A new kitchen, third-class waiting room and bigger parcel office were built, and the exterior woodwork was repainted with cast iron thistles added to the roof ridges.
But the jewel in the crown was the new Royal waiting room for Queen Victoria and her family.
The room was designed in the style of the “16th-Century English renaissance” with polished yellow pine panelling and polished pilasters of dark wood.
Decorative details included plaster friezes, Tudor ceiling roses, a tapestry wall covering, a thick Persian rug – and the windows featured monograms.
Queen Victoria was reported in the Press and Journal to be “pleased to express her satisfaction” with the improvements.
Over the years, most of Europe’s royalty passed through Ballater Station en route to Balmoral – including Russia’s Tsar Nicholas II in 1896 – and a host of British prime ministers.
And the station was at the centre of a scandal in 1936 when King Edward VIII was meant to open the new Aberdeen Royal Infirmary.
He claimed to be in mourning, but the truth was he was meeting his mistress Wallace Simpson off the train at Ballater instead.
End of the line for Ballater Station
But even its royal status didn’t make Ballater Station immune to the brutal Beeching Report.
On January 31 1966, it was announced that all passenger trains on the Royal Deeside line were to be withdrawn, with services ceasing on February 28.
The closure of the royal line made the front page of the P&J and even made headlines down in England, because it was so synonymous with The Queen.
The final train was jam-packed with railway enthusiasts and wistful locals seeking a trip down memory lane.
Service 2B, the last train to pull out of Aberdeen Joint Station to Deeside, was remarked to be busier than an Aberdeen holiday.
Meanwhile, the queues at Ballater were “unheard of”; the final train to pull out of the burgh had five carriages rather than the usual two and staff quipped “half of Deeside appeared to be on it”.
A huge crowd gave it a send-off and stationmaster Mr Stewart “sent it on its way with a peal from the famous station handbell”.
The bell was 100 years old – as old as the station itself.
It was a particularly poignant journey for Ballater woman Mary Ann Michie – her father had driven the first train on the new line in 1866.
Station rose from the ashes
After the closure of the line, the station sat empty for a number of years before ambitious plans were announced to redevelop the 10-acre site.
In 1975, Ballater Town Council negotiated with British Rail to buy the former station for £42,000 and set about dreaming up proposals to turn it into a community facility.
Initially plans mooted included demolishing the building to make way for a leisure centre, hotel, craft village and shops.
But British Rail was anxious the “priceless examples” of Victorian heritage – including Queen Victoria’s toilet seat – were preserved for posterity.
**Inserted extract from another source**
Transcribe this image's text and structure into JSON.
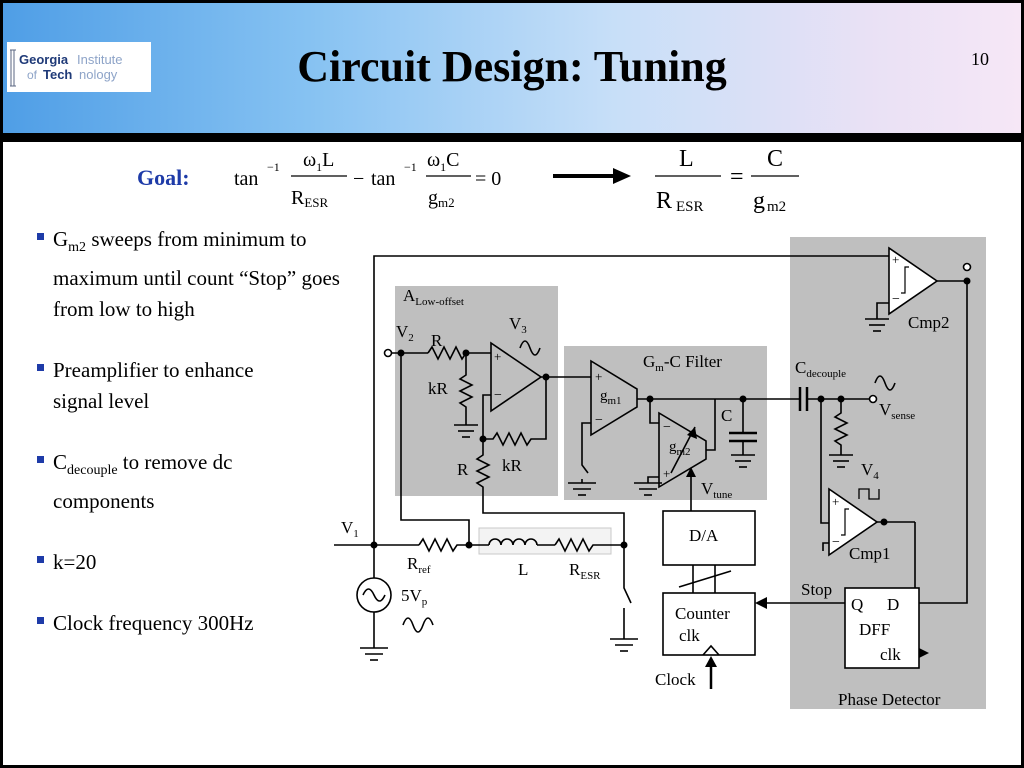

The multi-million-pound plans fell by the wayside and the station was later turned into a visitor centre with a replica of the royal carriage.
But disaster struck on May 12 2015 when an electrical fault sparked a devastating inferno at the Old Royal Station.
More than 50 firefighters tackled the blaze at its height and much of the old building was destroyed.
Feared lost forever, Aberdeenshire Council embarked on the seemingly impossible task of bringing the historic building back from the brink.
The restored station reopened in 2018, meticulously rebuilt, and has since won heritage awards.
And now the station’s original totem sign will be going under the hammer at a specialist railwayana auction on November 12 along with the original signs from the former stations at Aviemore, Falkirk, Insch, Kittybrewster, Kingussie and Montrose.
With a starting price of £2000, perhaps someone with deep pockets will fork out to buy the sign and have it returned to its rightful home in Deeside.